Rencontre Territoire de Belfort

Propreté et espace public
1 juin 2017

Territoire de Belfort, le 1er juin 2017

36000 pour le tri continue son tour de france

 

Pour répondre aux attentes des citoyens sur ces sujets, Éco-Emballages et l’AMF ont décidé de lancer le programme de rencontres thématiques 36 000 pour le tri : depuis 2012, 104 rencontres ont été organisées dans toute la France afin de partager expériences et initiatives locales entre les élus des 36 000 communes de France sur les thématiques relevant de leurs responsabilités et touchant aux questions environnementales.

 

Étaient présents à la tribune :

  •     Monsieur Pierre REY, Président de l'Association des Maires du Territoire de Belfort, Maire d’Autrechêne.
  •     Monsieur Jacques BONIN, Conseiller municipal de Belfort, Vice Président de la Communauté urbaine du Grand Belfort.
  •     Monsieur Christophe NEUMANN, Directeur région Grand Est Bourgogne Franche-Comté, Chef de projet « 36000 pour le Tri », Eco Emballages.
  •     Monsieur Patrice DREVET, journaliste et animateur.

 

De plus, ont collaboré à la rencontre :

  •     Monsieur Dimitri RHODES, Directeur AMD 90.
  •     Madame Virginie GASPARD, Assistante AMD 90.
  •     Madame Corinne CHATELAIN, logistique « 36000 pour le tri », Eco Emballages et photos.

 

 

Le Président Pierre REY prend la parole. Il adresse des mots de bienvenue à l'ensemble des Maires et des Elus présents. Il parle de la propreté comme étant un des soucis au quotidien des élus et des administrés. La période est aux affiches électorales que l'on retrouve collées un peu partout.

 

Le président passe la parole à Christophe NEUMANN.

 

Christophe NEUMANN parle de belles performances de tri pour le territoire de Belfort : 60 kg par an et par habitant alors que la moyenne nationale est de 45 kg par an et par habitant.

Particularité du territoire, deux communes, mais trois entités pour la collecte :

Territoire de Belfort, Alsace et Haute-Saône. 

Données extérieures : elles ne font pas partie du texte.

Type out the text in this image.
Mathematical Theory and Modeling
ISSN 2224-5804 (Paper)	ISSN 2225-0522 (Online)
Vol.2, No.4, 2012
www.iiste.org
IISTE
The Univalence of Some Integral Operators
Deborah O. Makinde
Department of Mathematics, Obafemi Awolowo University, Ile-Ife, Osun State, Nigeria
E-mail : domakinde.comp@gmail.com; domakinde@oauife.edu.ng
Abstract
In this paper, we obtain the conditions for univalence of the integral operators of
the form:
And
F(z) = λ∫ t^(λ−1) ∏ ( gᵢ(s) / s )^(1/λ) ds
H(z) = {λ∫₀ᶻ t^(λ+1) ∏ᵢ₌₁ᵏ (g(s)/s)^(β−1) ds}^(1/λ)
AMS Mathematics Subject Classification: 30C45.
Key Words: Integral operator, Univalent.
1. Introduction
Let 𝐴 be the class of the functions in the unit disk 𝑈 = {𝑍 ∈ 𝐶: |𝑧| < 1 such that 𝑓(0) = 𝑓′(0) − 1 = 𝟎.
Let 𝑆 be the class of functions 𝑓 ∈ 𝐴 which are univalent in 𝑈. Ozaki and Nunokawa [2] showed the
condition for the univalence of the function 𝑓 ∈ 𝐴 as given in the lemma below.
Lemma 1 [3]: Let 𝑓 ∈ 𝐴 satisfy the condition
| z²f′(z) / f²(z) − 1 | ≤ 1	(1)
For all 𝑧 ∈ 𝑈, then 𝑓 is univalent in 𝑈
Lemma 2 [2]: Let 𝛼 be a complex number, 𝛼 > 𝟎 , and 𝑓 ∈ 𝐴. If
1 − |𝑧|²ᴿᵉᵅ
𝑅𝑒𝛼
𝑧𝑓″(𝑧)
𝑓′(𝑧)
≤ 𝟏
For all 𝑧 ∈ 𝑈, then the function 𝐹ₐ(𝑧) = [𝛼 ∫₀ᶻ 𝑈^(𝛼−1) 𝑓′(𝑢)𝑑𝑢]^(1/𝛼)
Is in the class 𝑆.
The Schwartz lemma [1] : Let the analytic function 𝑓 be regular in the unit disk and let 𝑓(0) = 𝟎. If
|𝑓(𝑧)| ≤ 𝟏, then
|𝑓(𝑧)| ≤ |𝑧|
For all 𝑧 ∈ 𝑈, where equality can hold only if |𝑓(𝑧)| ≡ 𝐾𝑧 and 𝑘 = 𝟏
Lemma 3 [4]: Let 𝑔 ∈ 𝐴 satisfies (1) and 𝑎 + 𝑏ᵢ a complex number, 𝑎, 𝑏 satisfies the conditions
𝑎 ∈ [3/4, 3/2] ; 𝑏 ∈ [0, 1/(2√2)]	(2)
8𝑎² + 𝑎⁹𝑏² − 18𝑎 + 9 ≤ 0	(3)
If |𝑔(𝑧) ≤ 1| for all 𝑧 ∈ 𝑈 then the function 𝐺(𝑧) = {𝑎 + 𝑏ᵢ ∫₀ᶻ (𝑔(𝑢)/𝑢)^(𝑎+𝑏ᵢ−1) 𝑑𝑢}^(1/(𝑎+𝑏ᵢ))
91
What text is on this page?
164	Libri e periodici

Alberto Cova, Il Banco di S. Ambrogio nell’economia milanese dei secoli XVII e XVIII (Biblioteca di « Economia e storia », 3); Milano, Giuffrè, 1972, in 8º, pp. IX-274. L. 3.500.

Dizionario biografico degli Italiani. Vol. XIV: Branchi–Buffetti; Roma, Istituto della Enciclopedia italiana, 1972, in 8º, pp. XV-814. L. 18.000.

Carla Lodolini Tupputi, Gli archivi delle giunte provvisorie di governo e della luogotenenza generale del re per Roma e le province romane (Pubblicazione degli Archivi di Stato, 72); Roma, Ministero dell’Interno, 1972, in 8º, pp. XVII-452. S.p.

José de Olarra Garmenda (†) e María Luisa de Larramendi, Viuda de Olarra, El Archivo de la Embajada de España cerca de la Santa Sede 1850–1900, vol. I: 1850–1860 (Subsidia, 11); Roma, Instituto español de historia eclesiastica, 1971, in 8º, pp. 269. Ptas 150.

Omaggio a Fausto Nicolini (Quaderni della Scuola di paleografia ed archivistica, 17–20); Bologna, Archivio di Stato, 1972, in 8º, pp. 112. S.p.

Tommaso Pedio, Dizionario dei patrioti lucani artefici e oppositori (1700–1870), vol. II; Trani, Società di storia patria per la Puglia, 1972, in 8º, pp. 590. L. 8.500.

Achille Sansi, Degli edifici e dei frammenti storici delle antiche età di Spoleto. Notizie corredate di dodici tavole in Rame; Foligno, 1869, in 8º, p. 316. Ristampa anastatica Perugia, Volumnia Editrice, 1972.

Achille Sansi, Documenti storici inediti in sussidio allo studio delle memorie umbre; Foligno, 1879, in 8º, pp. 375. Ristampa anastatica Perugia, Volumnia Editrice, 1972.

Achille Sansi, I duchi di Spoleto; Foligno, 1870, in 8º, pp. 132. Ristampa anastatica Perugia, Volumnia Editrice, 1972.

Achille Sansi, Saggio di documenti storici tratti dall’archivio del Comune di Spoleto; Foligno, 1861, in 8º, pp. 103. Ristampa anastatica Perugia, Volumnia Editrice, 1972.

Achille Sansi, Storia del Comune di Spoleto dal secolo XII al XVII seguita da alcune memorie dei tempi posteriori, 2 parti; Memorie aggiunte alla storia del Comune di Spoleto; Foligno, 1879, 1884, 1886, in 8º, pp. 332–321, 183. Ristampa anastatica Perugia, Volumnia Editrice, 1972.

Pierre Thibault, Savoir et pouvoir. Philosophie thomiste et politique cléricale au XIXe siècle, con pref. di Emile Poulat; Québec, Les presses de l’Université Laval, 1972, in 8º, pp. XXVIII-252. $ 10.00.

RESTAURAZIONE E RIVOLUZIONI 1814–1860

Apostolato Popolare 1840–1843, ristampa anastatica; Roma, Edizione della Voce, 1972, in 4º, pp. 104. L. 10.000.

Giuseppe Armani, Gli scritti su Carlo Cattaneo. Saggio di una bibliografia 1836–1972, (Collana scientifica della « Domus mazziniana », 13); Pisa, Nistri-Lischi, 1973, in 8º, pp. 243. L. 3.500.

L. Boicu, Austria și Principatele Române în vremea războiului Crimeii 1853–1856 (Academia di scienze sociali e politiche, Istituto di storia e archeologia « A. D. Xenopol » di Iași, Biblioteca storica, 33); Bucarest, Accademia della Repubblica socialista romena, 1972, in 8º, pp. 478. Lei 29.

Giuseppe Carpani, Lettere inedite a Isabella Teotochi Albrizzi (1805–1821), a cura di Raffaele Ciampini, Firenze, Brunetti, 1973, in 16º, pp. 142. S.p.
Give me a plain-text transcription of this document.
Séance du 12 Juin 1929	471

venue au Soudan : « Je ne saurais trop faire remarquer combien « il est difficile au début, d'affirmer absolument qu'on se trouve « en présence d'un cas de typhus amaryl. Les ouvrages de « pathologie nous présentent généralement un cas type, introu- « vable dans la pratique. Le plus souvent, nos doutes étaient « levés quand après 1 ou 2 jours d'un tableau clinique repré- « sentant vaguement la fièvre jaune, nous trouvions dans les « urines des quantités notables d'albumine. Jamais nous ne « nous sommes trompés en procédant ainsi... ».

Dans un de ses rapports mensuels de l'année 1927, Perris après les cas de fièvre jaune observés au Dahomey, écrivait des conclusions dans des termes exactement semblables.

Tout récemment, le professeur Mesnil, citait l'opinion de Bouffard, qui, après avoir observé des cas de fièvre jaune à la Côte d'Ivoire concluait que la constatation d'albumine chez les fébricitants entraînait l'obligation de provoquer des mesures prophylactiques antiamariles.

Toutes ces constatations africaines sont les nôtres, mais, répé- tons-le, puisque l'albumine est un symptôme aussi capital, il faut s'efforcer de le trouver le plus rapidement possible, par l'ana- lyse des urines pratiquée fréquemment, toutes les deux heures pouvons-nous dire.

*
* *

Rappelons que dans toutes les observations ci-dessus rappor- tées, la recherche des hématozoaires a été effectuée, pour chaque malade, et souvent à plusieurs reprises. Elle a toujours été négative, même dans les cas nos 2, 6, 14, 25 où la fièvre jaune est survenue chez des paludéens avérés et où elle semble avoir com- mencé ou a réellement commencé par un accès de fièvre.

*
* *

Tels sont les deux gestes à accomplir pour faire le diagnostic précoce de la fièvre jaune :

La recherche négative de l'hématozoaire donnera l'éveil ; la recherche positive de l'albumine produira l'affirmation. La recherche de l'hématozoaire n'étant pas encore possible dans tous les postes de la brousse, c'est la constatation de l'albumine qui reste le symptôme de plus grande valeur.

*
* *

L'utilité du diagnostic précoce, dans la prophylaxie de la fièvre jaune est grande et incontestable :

Patrice DREVET passe la parole à Jacques BONIN qui représente la ville de Belfort et la Communauté Urbaine du Grand Belfort dont il est vice Président et qui va parler d'un plan d'action pour générer la performance du tri. 

      On considère les résultats de 227 communes en redevance incitative avec des résultats que l'on peut qualifier de bons. Cela oblige à réagir et un plan original a été lancé début mai …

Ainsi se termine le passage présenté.